Casting an anchor into the future
By Manja Präkels
The art of staying many. The art of staying. The art of changing. The right to stay. The right to have a say. A question that an increasing number of people are asking themselves in an increasing number of places: ‘Should we stay or leave?’ - Contribution by Manja Präkels in the program of “THE ART OF STAYING MANY” at Kunstfest Weimar on August 24, 2024.
HOW MANY ARE WE STILL
That guy at the junction,
wasn’t he one of us.
He now wears rimless glasses.
We nearly walked past.How many are we still.
Didn’t he have a Jimi Hendrix record.
Now he’s an engineer.
The full corporate veneer.
We still agitate, he’s filled up to here.Who are we still.
Should we leave. What do we want to find.
What’s the name of that hole
into which, one by one, we’ll all be consigned.Thomas Brasch, "Poesiealbum 89" (Poetry Album 89)

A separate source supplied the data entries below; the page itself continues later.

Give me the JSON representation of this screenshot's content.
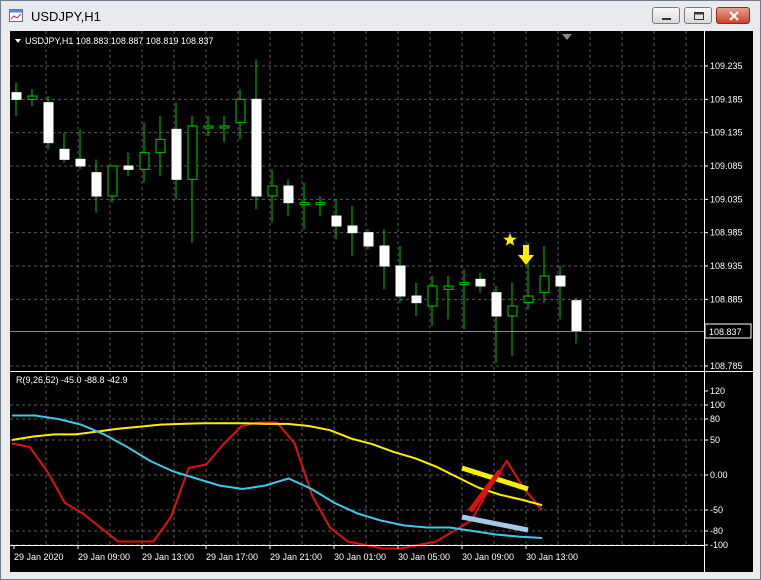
{
  "window": {
    "title": "USDJPY,H1"
  },
  "price_panel": {
    "header": "USDJPY,H1  108.883 108.887 108.819 108.837",
    "current_price": "108.837",
    "y_ticks": [
      "109.235",
      "109.185",
      "109.135",
      "109.085",
      "109.035",
      "108.985",
      "108.935",
      "108.885",
      "108.785"
    ],
    "candle_up_color": "#00cc00",
    "candle_body_color": "#ffffff",
    "markers": {
      "star_color": "#ffee00",
      "arrow_color": "#ffee00"
    }
  },
  "indicator_panel": {
    "header": "R(9,26,52) -45.0 -88.8 -42.9",
    "y_ticks": [
      "120",
      "100",
      "80",
      "50",
      "0.00",
      "-50",
      "-80",
      "-100"
    ],
    "series_colors": {
      "red": "#e01010",
      "yellow": "#ffee00",
      "cyan": "#40c8e8",
      "light_blue": "#a8c8e8"
    }
  },
  "x_axis": {
    "labels": [
      "29 Jan 2020",
      "29 Jan 09:00",
      "29 Jan 13:00",
      "29 Jan 17:00",
      "29 Jan 21:00",
      "30 Jan 01:00",
      "30 Jan 05:00",
      "30 Jan 09:00",
      "30 Jan 13:00"
    ]
  },
  "chart_data": {
    "type": "candlestick",
    "ylim": [
      108.785,
      109.285
    ],
    "candles": [
      {
        "o": 109.195,
        "h": 109.21,
        "l": 109.16,
        "c": 109.185
      },
      {
        "o": 109.185,
        "h": 109.2,
        "l": 109.175,
        "c": 109.19
      },
      {
        "o": 109.18,
        "h": 109.19,
        "l": 109.11,
        "c": 109.12
      },
      {
        "o": 109.11,
        "h": 109.135,
        "l": 109.09,
        "c": 109.095
      },
      {
        "o": 109.095,
        "h": 109.14,
        "l": 109.08,
        "c": 109.085
      },
      {
        "o": 109.075,
        "h": 109.095,
        "l": 109.015,
        "c": 109.04
      },
      {
        "o": 109.04,
        "h": 109.075,
        "l": 109.03,
        "c": 109.085
      },
      {
        "o": 109.085,
        "h": 109.105,
        "l": 109.07,
        "c": 109.08
      },
      {
        "o": 109.08,
        "h": 109.15,
        "l": 109.06,
        "c": 109.105
      },
      {
        "o": 109.105,
        "h": 109.16,
        "l": 109.07,
        "c": 109.125
      },
      {
        "o": 109.14,
        "h": 109.18,
        "l": 109.035,
        "c": 109.065
      },
      {
        "o": 109.065,
        "h": 109.16,
        "l": 108.97,
        "c": 109.145
      },
      {
        "o": 109.145,
        "h": 109.16,
        "l": 109.13,
        "c": 109.145
      },
      {
        "o": 109.145,
        "h": 109.16,
        "l": 109.12,
        "c": 109.145
      },
      {
        "o": 109.15,
        "h": 109.2,
        "l": 109.125,
        "c": 109.185
      },
      {
        "o": 109.185,
        "h": 109.245,
        "l": 109.02,
        "c": 109.04
      },
      {
        "o": 109.04,
        "h": 109.08,
        "l": 109.0,
        "c": 109.055
      },
      {
        "o": 109.055,
        "h": 109.065,
        "l": 109.01,
        "c": 109.03
      },
      {
        "o": 109.03,
        "h": 109.06,
        "l": 108.99,
        "c": 109.03
      },
      {
        "o": 109.03,
        "h": 109.04,
        "l": 109.01,
        "c": 109.03
      },
      {
        "o": 109.01,
        "h": 109.035,
        "l": 108.975,
        "c": 108.995
      },
      {
        "o": 108.995,
        "h": 109.025,
        "l": 108.95,
        "c": 108.985
      },
      {
        "o": 108.985,
        "h": 108.99,
        "l": 108.96,
        "c": 108.965
      },
      {
        "o": 108.965,
        "h": 108.99,
        "l": 108.9,
        "c": 108.935
      },
      {
        "o": 108.935,
        "h": 108.965,
        "l": 108.88,
        "c": 108.89
      },
      {
        "o": 108.89,
        "h": 108.91,
        "l": 108.86,
        "c": 108.88
      },
      {
        "o": 108.875,
        "h": 108.92,
        "l": 108.845,
        "c": 108.905
      },
      {
        "o": 108.9,
        "h": 108.92,
        "l": 108.855,
        "c": 108.905
      },
      {
        "o": 108.91,
        "h": 108.93,
        "l": 108.84,
        "c": 108.91
      },
      {
        "o": 108.915,
        "h": 108.925,
        "l": 108.895,
        "c": 108.905
      },
      {
        "o": 108.895,
        "h": 108.905,
        "l": 108.79,
        "c": 108.86
      },
      {
        "o": 108.86,
        "h": 108.91,
        "l": 108.8,
        "c": 108.875
      },
      {
        "o": 108.88,
        "h": 108.97,
        "l": 108.87,
        "c": 108.89
      },
      {
        "o": 108.895,
        "h": 108.965,
        "l": 108.88,
        "c": 108.92
      },
      {
        "o": 108.92,
        "h": 108.935,
        "l": 108.855,
        "c": 108.905
      },
      {
        "o": 108.883,
        "h": 108.887,
        "l": 108.819,
        "c": 108.837
      }
    ],
    "oscillator": {
      "ylim": [
        -110,
        120
      ],
      "series": [
        {
          "color": "red",
          "values": [
            45,
            40,
            5,
            -40,
            -55,
            -75,
            -95,
            -95,
            -95,
            -60,
            10,
            15,
            45,
            70,
            75,
            75,
            45,
            -30,
            -75,
            -95,
            -100,
            -105,
            -105,
            -100,
            -95,
            -80,
            -65,
            -20,
            20,
            -20,
            -50
          ]
        },
        {
          "color": "yellow",
          "values": [
            50,
            55,
            58,
            58,
            62,
            66,
            69,
            72,
            73,
            74,
            74,
            74,
            73,
            73,
            70,
            64,
            52,
            44,
            33,
            24,
            12,
            -3,
            -18,
            -28,
            -35,
            -43
          ]
        },
        {
          "color": "cyan",
          "values": [
            85,
            85,
            80,
            72,
            58,
            40,
            20,
            5,
            -5,
            -15,
            -20,
            -15,
            -5,
            -20,
            -40,
            -55,
            -65,
            -72,
            -75,
            -75,
            -80,
            -85,
            -88,
            -90
          ]
        }
      ]
    }
  }
}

The art of staying many. The art of staying. The art of changing. The right to stay. The right to have a say. A question that an increasing number of people are asking themselves in an increasing number of places: ‘Should we stay or leave?’ And then some have to leave. The poor who are becoming more. Who cannot stay where or who they are. They are many, but there are only a few who make decisions.
Where I come from, the abandoned tend to sink the ship. So as not to be left behind. Behind expectations. Whose actually?
My friends and I, a small, radical minority of idealists, non-conformists and dreamers, stared for years at photos of the kinds of parades that are taking place again place today, which have never gone away. At the haters and scorners, of whom there are too many. Always. Pouring new gasoline on old fires.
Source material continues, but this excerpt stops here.